Saúde

Exames e consultas subsequentes nos hospitais deixam de pagar taxa moderadora

Exames e consultas subsequentes nos hospitais deixam de pagar taxa moderadora

A partir de junho, os utentes do Serviço Nacional de Saúde deixam de pagar taxas moderadoras pelos exames e pelas consultas subsequentes nos hospitais. No entanto, há uma exceção: a cobrança mantém-se no recurso às urgências hospitalares sem referenciação prévia da linha SNS24 ou dos centros de saúde e quando o doente não é encaminhado para internamento.

O diploma foi aprovado, esta quinta-feira, em Conselho de Ministros. Destacando o "progressivo alargamento" das situações de dispensa do pagamento das taxas moderadoras, a ministra da Saúde explicou que, com a entrada em vigor desta medida, "fica atingido o último ponto do compromisso assumido pelo Governo" na eliminação de barreiras de acesso a cuidados de saúde.

Marta Temido recordou que, nesta matéria, o país foi evoluindo "através de vários momentos": primeiro, foram eliminadas as taxas nas consultas dos cuidados de saúde primários. Depois, nos exames prescritos nos centros de saúde. Agora, a gratuitidade passa a abranger, por exemplo, também os exames hospitalares e as consultas subsequentes nos hospitais públicos, ou seja, todas as consultas hospitalares prescritas pelos médicos das unidades. A taxa moderadora, cobrada nas consultas subsequentes, é de sete euros.

"A partir de junho, apenas será devida a cobrança de taxas moderadoras - dentro daquilo que tinham sido os compromissos assumidos na nova Lei de Bases da Saúde, nos programas de Governo e no Orçamento do Estado - na circunstância de haver utilização de serviços de urgência que não é referenciada pela linha SNS24 ou pelos cuidados de saúde primários.
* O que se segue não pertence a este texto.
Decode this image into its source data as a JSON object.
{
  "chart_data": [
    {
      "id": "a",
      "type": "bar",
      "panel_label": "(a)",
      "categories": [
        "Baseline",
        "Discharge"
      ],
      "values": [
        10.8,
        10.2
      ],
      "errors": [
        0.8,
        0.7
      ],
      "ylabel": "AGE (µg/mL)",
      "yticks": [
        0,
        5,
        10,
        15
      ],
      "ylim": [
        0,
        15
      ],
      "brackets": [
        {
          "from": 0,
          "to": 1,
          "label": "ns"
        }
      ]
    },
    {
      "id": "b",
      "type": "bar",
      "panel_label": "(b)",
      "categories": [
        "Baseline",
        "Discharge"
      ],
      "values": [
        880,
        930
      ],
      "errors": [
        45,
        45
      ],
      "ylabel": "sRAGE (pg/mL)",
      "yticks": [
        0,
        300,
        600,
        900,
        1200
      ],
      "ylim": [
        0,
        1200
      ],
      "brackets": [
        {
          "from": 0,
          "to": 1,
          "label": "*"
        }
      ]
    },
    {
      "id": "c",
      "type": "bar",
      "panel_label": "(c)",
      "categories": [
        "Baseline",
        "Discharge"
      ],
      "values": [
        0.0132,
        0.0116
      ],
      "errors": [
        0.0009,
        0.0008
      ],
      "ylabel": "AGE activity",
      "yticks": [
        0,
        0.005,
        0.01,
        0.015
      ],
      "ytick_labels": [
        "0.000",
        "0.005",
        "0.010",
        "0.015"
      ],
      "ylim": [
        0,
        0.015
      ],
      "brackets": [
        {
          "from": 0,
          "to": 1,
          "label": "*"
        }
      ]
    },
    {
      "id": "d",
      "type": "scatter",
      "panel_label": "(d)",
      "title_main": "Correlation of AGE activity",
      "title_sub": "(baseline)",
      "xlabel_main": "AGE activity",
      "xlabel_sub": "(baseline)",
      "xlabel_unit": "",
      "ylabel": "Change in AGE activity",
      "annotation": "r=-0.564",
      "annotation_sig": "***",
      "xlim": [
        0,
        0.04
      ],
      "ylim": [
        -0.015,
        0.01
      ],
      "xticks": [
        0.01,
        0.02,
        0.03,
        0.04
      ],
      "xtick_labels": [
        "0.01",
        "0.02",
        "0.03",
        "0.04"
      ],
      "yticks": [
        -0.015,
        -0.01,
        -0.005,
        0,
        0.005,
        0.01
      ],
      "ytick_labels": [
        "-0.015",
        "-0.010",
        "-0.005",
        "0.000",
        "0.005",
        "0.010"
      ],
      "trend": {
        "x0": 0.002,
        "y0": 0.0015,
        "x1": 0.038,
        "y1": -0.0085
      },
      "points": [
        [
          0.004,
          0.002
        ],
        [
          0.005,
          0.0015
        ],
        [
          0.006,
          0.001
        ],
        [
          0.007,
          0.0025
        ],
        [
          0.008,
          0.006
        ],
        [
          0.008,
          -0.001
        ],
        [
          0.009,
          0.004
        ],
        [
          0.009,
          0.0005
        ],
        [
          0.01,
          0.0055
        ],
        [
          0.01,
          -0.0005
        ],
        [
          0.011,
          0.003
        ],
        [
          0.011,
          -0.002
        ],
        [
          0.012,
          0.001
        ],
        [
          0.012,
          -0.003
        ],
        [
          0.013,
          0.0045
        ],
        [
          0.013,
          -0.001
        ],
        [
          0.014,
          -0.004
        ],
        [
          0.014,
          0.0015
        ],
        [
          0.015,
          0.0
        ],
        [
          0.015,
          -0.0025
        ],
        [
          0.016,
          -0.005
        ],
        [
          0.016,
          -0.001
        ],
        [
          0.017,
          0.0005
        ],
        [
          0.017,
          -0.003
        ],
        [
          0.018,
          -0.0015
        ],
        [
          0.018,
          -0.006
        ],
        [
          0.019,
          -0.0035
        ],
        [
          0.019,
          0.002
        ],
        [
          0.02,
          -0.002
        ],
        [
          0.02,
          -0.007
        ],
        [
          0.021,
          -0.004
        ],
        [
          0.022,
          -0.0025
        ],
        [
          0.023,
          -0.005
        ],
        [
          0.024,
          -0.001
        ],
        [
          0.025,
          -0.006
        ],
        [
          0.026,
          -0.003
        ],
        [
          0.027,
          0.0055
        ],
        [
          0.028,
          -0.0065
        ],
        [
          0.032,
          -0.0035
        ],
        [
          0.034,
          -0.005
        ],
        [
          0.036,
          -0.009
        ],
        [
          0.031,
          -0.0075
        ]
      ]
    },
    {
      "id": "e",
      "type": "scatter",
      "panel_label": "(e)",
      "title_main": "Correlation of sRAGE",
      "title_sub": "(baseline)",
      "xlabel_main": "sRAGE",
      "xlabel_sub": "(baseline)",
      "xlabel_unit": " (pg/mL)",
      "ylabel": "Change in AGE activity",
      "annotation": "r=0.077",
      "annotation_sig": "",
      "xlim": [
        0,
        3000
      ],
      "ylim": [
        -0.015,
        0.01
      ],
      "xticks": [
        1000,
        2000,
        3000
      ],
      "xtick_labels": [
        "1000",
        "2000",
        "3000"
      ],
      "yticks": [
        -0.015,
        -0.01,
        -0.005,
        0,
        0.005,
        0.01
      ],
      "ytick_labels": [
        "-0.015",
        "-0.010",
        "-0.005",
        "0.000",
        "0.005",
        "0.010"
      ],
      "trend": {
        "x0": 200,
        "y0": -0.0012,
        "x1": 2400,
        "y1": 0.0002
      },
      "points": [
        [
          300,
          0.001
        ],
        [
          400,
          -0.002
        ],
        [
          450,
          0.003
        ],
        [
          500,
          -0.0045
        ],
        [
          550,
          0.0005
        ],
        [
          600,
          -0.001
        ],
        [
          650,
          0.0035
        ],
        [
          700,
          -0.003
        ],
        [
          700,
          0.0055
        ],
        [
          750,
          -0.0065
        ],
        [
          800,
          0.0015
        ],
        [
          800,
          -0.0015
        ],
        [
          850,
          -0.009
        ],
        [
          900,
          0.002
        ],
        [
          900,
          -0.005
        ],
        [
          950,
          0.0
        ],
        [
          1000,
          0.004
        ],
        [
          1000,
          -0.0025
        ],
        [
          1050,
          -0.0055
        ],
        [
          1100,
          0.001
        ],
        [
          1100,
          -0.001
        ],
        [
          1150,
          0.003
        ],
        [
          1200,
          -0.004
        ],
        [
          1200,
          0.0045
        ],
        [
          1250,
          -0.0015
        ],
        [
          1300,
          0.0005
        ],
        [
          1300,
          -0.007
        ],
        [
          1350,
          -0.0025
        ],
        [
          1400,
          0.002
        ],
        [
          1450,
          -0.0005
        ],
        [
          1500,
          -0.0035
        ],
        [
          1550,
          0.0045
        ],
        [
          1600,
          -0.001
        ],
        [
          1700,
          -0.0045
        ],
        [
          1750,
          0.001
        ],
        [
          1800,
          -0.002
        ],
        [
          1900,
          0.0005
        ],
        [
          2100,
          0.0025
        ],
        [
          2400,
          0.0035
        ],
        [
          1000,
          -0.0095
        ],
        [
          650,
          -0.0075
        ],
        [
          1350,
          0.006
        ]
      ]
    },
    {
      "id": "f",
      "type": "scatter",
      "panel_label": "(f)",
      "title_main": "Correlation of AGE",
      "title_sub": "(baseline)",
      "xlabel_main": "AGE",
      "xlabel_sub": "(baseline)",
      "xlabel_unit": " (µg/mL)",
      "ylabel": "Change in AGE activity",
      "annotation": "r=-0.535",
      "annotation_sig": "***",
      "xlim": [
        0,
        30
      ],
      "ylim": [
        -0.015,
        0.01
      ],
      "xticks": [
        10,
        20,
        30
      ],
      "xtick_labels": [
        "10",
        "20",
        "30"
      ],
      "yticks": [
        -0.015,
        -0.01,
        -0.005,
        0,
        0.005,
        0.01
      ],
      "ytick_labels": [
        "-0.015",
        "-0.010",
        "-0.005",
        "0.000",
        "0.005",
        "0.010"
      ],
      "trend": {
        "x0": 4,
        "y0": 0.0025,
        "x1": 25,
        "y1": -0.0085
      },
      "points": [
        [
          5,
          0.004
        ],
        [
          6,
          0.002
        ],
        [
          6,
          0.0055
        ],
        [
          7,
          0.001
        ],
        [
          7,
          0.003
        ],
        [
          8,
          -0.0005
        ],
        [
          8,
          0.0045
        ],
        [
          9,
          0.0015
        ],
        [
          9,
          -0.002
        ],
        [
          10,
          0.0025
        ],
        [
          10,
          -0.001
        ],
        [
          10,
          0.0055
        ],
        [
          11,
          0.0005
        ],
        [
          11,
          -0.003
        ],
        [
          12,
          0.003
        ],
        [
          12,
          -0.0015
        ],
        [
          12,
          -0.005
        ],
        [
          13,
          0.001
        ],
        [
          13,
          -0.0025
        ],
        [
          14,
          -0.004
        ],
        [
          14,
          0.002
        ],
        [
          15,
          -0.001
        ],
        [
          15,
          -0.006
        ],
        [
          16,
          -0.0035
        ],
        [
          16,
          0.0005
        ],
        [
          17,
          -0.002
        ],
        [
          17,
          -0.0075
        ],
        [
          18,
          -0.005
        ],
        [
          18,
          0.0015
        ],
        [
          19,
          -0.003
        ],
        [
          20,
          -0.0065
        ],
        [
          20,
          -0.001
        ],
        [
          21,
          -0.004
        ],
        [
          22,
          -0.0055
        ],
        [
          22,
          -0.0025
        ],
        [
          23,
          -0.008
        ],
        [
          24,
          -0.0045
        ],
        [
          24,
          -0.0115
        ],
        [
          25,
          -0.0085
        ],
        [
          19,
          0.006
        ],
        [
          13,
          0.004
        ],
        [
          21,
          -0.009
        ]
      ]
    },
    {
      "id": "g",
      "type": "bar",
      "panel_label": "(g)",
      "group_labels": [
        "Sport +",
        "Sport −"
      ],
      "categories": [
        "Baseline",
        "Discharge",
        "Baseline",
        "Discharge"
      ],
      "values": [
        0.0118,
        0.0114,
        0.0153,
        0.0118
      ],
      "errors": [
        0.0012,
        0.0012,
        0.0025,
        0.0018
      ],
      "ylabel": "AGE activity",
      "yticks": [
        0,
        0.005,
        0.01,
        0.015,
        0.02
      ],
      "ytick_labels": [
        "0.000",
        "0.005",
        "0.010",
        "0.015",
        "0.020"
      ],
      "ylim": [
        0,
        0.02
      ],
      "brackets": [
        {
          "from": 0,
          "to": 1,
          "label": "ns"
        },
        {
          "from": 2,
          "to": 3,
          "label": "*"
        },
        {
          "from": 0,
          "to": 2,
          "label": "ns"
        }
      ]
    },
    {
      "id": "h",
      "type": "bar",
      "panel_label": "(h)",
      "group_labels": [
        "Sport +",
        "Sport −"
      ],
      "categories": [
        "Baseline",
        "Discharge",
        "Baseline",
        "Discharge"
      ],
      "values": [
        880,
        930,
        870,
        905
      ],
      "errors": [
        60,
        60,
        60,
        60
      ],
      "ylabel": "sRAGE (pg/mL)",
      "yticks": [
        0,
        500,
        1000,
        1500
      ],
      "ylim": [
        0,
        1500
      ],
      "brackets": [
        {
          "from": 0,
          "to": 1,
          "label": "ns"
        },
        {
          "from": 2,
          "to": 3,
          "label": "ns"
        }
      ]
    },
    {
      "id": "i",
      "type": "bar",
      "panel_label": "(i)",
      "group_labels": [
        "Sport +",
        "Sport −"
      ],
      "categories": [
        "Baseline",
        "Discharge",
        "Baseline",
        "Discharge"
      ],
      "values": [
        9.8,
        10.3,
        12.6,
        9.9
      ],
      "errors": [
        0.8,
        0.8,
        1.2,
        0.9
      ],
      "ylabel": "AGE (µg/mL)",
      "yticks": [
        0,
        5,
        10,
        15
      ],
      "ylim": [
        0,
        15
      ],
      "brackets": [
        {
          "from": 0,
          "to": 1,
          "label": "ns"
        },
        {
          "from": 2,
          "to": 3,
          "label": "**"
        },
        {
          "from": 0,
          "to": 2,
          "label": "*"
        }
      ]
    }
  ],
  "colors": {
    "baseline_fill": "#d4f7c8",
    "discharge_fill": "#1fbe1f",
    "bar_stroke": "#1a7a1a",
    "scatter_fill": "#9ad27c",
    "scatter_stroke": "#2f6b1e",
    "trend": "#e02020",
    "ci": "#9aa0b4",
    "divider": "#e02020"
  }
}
Há, ainda, a possibilidade de essa dispensa acontecer quando não há uma referenciação, mas as pessoas são encaminhadas para internamento", detalhou Marta Temido.

Os doentes transportados pelo INEM para a Urgência continuarão a não pagar taxas moderadoras.

Ao manter esta exceção, o objetivo é "orientar os fluxos na utilização do Serviço Nacional de Saúde, conduzindo-os para os locais que se entendem de prestação mais adequada" e "manter aquilo que se designa como controlo da utilização indevida de serviços que, pela sua gratuitidade, podem suscitar essa apetência".

"Este é um passo importante para a melhoria do acesso [aos cuidados de saúde], continuando a reduzir as barreiras. Neste caso, uma barreira financeira, independentemente de o trabalho continuar para ultrapassar outras barreiras".